Fiziksel olarak belirgin ve hızlı kilo kaybı veya sık kilo alıp verme, sürekli yorgunluk, baş dönmesi, bayılma hissi, kadınlarda adet düzensizlikleri, sürekli üşüme, diş sorunları, ciltte kuruluk veya saç dökülmesi gibi belirtiler görülebilir.
Yeme Bozuklukları İçin Tedavi Süreci Nasıldır?
Yeme bozuklukları ciddi sağlık sorunları olsa da tedavi edilebilirler. İyileşme mümkündür ve ne kadar erken yardım alınırsa o kadar iyi sonuçlar elde edilir. Tedavi genellikle kişiye özel olarak planlanır ve birden fazla uzmanın birlikte çalışmasını gerektirir. Bir tıp doktoru veya psikiyatrist kişinin genel sağlık durumunu takip eder ve fiziksel sorunları yönetir. Bir diyetisyen sağlıklı beslenme alışkanlıkları kazandırmak ve beslenme durumunu düzeltmek için destek olur. Bir psikolog veya psikoterapist ise yeme bozukluğunun altında yatan düşünce, duygu ve davranış kalıpları üzerine çalışır.
Tedavide beslenme danışmanlığı ile yavaş yavaş sağlıklı yeme düzenine dönülür. Psikoterapi, özellikle Bilişsel Davranışçı Terapi (BDT) veya Aile Temelli Terapi (ATT) gibi yöntemlerle, hastalığa neden olan ve devam ettiren faktörler ele alınır. Bazen yeme bozukluğuna eşlik eden depresyon veya kaygı gibi durumlar için ilaç tedavisi de gerekebilir. Tedavi süreci sabır gerektirir ve zaman alabilir, ancak doğru destekle iyileşme yolunda önemli adımlar atılabilir.

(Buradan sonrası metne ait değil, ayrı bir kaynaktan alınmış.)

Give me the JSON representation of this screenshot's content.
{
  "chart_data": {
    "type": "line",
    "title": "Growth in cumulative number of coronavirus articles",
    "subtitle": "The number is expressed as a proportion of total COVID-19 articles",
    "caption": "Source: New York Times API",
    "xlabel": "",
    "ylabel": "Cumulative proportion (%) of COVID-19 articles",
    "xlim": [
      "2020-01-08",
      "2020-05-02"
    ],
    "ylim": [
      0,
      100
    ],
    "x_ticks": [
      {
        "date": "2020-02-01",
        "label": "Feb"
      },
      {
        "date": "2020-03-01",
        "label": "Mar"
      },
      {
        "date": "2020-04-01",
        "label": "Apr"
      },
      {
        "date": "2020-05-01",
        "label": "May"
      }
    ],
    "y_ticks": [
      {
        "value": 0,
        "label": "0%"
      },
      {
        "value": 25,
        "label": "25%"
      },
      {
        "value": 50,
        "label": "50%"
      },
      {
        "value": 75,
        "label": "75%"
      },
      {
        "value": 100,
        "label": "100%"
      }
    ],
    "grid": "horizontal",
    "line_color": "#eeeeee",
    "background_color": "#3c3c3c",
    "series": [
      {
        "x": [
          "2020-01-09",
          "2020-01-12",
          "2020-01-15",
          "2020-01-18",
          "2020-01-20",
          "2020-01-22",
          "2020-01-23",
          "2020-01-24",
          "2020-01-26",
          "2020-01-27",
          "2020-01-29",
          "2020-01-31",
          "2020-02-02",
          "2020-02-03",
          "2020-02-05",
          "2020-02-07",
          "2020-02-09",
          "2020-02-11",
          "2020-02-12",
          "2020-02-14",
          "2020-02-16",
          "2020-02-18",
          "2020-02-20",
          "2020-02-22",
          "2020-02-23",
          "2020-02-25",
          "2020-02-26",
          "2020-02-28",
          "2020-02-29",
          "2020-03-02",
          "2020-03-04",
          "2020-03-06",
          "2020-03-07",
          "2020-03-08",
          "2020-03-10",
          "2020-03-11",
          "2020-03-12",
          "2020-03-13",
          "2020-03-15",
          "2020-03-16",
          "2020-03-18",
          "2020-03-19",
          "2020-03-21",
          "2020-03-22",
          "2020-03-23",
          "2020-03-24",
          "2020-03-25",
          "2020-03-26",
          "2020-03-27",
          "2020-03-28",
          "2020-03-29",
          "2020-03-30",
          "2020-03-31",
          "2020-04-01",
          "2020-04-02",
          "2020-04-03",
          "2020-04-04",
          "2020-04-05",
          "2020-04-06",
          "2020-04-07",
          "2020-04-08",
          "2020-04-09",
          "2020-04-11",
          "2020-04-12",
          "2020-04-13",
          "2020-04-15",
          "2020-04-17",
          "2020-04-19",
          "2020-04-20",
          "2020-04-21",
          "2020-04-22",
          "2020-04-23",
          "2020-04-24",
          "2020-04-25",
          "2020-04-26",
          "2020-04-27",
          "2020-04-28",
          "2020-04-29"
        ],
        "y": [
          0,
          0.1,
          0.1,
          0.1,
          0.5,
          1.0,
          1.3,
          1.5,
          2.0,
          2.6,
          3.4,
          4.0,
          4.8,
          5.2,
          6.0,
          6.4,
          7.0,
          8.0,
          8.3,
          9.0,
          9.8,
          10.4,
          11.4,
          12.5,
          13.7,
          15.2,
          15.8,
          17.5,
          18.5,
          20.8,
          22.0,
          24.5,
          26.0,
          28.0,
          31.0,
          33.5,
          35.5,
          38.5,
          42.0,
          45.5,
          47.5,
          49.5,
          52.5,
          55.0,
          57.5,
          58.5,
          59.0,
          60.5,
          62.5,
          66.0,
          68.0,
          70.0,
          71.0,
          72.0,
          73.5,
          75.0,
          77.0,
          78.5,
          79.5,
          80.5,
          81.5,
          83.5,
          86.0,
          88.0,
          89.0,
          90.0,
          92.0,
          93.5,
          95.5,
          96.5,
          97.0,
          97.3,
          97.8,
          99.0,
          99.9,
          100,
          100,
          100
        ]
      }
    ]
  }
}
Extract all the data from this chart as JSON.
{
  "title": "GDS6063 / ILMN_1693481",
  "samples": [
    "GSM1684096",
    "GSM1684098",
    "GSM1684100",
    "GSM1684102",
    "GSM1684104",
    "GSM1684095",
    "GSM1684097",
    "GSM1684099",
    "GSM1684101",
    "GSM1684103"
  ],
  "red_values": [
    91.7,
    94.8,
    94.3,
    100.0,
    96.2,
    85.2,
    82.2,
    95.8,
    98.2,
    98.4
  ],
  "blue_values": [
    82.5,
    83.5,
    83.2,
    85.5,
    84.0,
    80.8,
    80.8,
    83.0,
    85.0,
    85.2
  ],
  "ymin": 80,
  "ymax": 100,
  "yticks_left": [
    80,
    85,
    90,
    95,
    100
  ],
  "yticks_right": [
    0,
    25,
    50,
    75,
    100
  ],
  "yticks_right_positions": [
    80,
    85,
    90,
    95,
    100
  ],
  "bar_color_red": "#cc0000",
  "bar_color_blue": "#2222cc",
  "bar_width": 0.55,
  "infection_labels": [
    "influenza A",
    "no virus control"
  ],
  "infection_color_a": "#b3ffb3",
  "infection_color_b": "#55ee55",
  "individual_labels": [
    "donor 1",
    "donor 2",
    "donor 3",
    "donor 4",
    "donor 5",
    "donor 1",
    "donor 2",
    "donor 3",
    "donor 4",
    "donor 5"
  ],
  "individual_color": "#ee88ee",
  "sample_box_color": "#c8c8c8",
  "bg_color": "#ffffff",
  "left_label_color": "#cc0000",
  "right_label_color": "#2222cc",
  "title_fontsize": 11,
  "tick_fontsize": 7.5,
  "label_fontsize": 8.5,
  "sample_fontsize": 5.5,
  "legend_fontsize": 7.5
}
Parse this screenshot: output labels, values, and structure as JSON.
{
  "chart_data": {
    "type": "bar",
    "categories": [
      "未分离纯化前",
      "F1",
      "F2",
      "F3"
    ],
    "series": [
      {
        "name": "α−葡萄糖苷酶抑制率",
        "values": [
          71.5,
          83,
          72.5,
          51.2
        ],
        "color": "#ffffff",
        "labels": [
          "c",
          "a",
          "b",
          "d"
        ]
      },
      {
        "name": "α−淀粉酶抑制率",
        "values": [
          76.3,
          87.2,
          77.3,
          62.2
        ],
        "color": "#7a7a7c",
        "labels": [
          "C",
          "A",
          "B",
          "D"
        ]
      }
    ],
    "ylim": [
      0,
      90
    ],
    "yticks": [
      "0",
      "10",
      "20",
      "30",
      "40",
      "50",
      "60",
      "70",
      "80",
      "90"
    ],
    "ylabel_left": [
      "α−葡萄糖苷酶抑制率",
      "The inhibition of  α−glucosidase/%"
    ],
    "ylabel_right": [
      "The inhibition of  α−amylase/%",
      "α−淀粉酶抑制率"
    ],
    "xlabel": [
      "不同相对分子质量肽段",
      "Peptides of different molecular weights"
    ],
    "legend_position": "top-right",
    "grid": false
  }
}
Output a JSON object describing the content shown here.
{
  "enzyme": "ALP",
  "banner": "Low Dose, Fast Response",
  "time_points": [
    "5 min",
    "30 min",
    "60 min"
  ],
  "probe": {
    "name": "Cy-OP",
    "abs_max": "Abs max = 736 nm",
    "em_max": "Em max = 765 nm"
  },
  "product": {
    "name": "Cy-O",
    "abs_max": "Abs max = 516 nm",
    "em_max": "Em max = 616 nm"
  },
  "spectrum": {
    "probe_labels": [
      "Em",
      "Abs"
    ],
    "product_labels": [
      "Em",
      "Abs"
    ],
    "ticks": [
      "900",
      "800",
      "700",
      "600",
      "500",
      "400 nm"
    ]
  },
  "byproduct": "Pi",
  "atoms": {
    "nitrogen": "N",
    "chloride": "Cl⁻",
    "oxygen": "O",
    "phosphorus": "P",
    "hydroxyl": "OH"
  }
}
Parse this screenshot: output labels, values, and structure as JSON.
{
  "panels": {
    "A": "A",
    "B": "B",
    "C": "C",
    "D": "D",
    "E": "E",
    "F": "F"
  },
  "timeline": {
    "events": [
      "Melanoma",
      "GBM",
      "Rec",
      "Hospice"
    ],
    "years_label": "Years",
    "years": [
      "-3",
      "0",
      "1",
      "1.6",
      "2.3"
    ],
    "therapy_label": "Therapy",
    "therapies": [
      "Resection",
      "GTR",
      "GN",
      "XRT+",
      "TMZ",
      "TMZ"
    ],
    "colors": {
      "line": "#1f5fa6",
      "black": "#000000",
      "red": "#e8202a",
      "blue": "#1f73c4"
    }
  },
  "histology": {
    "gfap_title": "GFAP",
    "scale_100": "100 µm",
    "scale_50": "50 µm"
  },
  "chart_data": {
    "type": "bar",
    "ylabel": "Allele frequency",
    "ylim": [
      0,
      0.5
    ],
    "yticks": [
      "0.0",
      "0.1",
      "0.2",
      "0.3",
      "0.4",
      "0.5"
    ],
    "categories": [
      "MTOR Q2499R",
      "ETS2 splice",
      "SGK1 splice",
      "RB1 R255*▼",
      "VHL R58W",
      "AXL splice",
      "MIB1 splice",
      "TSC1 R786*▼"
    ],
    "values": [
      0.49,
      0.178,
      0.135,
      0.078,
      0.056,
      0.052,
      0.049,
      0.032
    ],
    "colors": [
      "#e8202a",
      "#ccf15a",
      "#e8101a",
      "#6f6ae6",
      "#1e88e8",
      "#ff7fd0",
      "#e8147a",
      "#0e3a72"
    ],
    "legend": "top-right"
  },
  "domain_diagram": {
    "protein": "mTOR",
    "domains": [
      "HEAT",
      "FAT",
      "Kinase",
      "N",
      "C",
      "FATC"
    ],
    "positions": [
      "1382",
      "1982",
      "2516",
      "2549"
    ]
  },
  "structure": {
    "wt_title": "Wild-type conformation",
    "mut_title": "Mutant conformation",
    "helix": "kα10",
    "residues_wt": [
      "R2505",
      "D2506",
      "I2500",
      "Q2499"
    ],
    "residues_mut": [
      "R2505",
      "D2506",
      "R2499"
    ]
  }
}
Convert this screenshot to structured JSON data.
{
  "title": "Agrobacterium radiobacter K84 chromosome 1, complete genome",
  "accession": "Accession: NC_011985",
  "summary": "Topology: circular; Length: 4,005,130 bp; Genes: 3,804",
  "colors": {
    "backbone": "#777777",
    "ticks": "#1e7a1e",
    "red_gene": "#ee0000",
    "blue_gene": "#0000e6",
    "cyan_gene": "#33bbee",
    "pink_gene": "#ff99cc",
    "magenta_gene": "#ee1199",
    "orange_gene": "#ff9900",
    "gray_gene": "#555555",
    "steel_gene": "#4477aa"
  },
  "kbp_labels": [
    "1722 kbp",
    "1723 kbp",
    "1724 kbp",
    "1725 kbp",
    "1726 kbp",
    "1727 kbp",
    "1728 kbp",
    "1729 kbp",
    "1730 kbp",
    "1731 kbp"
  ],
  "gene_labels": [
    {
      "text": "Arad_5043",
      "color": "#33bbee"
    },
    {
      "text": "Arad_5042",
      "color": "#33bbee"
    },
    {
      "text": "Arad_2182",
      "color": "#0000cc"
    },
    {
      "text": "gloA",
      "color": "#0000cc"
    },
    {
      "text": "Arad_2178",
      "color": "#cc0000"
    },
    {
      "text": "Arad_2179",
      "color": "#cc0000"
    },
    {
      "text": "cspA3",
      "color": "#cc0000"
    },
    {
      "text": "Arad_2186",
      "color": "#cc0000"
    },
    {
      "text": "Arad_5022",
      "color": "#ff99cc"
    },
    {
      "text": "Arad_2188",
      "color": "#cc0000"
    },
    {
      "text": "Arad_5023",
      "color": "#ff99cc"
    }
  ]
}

Yeme Bozuklukları Yaşayan Birine Nasıl Destek Olunur?
Sevdiğiniz birinin yeme bozukluğu ile mücadele ettiğini düşünüyorsanız, ona destek olmanız çok değerlidir. Ancak bunu yaparken dikkatli olmak gerekir. Öncelikle durumu anlamak için yeme bozuklukları hakkında doğru bilgiler edinin. Endişelerinizi onunla paylaşırken suçlayıcı veya yargılayıcı olmaktan kaçının. Sakin bir zamanda, "ben" dili kullanarak konuşun. Örneğin "Çok zayıfladın, bir deri bir kemik kalmışsın" yerine "Senin için endişeleniyorum, son zamanlarda enerjinin düşük olduğunu fark ettim" gibi ifadeler kullanabilirsiniz.
Kilosu veya ne yediği hakkında yorum yapmaktan kaçının. Onun nasıl hissettiğini sorun ve onu gerçekten dinleyin. "Sadece biraz daha ye" gibi basit tavsiyeler vermeyin, çünkü durum bundan çok daha karmaşıktır. Profesyonel yardım alması konusunda onu nazikçe teşvik edin. Belki bir uzmana gitmesi için ona eşlik etmeyi teklif edebilirsiniz. Tedavi sürecinde sabırlı olun ve yanında olduğunuzu hissettirin. Bu süreçte kendi ruh sağlığınızı da ihmal etmeyin, gerekirse siz de destek alın.